Effects of Water Gas Shift Gases on Pd−Cu Alloy Membrane Surface Morphology and Separation Properties

Palladium−copper alloy membranes (2−4 μm thick), which were deposited on porous ceramic tubular supports by electroless plating, separated H2 from a water gas shift (WGS) mixture at 623−723 K. However, within 120 min at 623 K, the total permeance increased and membrane selectivity decreased. H2, N2, or He did not change the transport properties of the membrane before WGS gas exposure. Annealing in CO2 and CO at 523−723 K increased the height of micron-scale conical hillocks and defect sizes on the membrane surface by at least a factor of 3. Annealing in H2 and He after CO and CO2 exposure decreased the hillock heights by half. The hillocks were clusters of grains with defined valleys. The membrane defects allowed gases other than H2 to permeate through the membrane. Surface topology changes are partially due to the removal of C impurities by CO2 to form CO. Hillock heights on 25-μm-thick cast and rolled Pd−Cu alloy foils, which had no C impurities, increased by a factor of 4 at 723 K in the presence of CO2. The surface of the electroless-plated films was a factor of 3 rougher than the foils.

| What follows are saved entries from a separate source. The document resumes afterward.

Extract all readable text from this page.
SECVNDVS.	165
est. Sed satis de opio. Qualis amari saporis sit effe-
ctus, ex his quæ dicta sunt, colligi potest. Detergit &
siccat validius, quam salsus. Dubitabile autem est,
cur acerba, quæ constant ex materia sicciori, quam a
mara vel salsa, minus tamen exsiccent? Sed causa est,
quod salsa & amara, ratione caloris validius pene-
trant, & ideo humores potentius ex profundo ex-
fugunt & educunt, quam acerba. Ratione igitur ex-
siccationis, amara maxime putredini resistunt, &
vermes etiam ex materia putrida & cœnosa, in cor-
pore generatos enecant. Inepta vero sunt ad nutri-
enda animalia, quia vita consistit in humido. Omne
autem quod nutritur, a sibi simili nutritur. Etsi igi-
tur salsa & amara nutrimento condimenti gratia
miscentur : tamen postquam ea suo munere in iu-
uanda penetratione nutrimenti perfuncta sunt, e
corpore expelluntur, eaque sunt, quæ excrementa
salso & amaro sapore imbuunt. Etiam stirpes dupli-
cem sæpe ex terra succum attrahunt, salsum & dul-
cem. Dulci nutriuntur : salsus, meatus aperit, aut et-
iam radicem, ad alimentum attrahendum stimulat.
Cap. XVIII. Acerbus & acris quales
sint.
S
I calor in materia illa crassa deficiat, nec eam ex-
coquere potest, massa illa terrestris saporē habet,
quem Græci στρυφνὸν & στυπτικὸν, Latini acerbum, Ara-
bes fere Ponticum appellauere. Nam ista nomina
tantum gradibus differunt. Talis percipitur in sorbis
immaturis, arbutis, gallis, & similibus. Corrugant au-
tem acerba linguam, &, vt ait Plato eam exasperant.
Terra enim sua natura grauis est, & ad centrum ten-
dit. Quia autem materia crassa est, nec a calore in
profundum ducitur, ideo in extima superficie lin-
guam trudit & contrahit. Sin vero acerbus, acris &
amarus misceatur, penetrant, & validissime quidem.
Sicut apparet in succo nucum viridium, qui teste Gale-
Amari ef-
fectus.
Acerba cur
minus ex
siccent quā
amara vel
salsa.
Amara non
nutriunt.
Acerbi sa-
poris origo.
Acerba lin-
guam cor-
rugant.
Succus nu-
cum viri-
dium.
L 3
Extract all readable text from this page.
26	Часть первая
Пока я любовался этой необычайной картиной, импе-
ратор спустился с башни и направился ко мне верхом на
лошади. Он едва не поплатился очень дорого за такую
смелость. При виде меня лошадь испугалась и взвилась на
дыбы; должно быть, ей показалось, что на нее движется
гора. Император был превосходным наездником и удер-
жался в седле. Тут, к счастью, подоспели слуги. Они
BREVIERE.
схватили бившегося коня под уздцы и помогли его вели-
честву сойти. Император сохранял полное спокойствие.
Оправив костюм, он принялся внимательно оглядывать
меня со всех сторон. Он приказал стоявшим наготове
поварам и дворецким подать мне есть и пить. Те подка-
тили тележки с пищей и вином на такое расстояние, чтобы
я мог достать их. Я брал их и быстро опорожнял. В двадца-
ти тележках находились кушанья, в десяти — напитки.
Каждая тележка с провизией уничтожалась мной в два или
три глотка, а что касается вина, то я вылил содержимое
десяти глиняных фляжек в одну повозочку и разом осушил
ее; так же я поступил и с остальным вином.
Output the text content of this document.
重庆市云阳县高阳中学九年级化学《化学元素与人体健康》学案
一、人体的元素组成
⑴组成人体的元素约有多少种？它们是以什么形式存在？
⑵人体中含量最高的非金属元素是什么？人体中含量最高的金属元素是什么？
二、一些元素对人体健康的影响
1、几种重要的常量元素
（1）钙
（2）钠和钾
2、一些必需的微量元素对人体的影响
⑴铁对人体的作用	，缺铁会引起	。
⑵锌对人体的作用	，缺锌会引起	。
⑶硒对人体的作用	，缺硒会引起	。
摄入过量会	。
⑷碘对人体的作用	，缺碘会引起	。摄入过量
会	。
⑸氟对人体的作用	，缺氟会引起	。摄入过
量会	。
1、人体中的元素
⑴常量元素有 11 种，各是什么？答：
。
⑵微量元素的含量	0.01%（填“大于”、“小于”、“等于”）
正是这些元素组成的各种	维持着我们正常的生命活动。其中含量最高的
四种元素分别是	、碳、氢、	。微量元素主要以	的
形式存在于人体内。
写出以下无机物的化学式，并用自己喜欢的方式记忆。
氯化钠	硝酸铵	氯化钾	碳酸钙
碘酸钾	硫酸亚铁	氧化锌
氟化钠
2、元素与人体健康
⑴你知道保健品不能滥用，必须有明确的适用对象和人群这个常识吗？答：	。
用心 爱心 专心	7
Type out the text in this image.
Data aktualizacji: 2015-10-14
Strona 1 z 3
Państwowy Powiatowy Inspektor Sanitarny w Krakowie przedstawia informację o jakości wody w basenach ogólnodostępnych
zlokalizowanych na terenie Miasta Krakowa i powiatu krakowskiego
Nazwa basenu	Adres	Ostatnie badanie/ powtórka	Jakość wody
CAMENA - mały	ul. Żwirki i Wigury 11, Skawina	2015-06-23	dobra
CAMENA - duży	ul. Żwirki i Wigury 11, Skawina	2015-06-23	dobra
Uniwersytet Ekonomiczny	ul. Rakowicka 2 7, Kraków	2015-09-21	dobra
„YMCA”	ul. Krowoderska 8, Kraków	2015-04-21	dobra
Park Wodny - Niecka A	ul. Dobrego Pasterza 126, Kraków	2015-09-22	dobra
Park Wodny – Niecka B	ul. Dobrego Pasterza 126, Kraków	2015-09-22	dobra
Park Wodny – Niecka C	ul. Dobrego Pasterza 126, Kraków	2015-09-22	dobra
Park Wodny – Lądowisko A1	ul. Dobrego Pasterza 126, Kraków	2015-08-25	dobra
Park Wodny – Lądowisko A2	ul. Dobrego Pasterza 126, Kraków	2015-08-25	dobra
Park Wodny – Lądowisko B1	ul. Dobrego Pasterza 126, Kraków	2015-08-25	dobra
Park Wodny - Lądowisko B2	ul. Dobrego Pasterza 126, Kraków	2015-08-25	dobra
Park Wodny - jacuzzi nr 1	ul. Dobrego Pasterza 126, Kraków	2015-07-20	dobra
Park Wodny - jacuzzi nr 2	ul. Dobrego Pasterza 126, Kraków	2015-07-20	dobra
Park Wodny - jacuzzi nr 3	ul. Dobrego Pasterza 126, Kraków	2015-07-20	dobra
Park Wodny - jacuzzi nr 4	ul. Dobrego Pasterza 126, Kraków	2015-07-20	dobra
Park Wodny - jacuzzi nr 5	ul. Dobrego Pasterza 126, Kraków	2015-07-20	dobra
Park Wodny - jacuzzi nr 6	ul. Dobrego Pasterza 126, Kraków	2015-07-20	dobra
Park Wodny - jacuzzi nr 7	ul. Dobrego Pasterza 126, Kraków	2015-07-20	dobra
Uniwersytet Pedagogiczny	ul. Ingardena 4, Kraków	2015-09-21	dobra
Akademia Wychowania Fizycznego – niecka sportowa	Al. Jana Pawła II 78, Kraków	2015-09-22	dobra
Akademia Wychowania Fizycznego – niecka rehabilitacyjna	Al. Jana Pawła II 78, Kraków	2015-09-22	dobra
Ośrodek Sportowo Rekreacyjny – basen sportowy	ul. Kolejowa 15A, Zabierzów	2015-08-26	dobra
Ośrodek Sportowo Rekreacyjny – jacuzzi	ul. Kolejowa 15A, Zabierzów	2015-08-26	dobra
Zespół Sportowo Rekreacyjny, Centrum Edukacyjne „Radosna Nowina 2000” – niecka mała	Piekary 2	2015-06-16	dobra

Decreasing the membrane surface roughness, increasing the membrane thickness, and minimizing C impurities decreased membrane defect formation associated with surface rearrangement. Fewer vacancies and lattice defects in the alloy lattice may also make the foil more resistant to atom rearrangement than the electroless-plated membranes. The extent of WGS, CO disproportionation, and methanation reactions on the membrane increased at higher Cu alloy concentrations. Exposure to CO and CO2 segregated Pd to the feed side of the membrane and changed the membrane alloy composition and phase structure. The change in phase structure from body-centered cubic to face-centered cubic decreased the H2 permeance through the membrane and may increase surface rearrangement.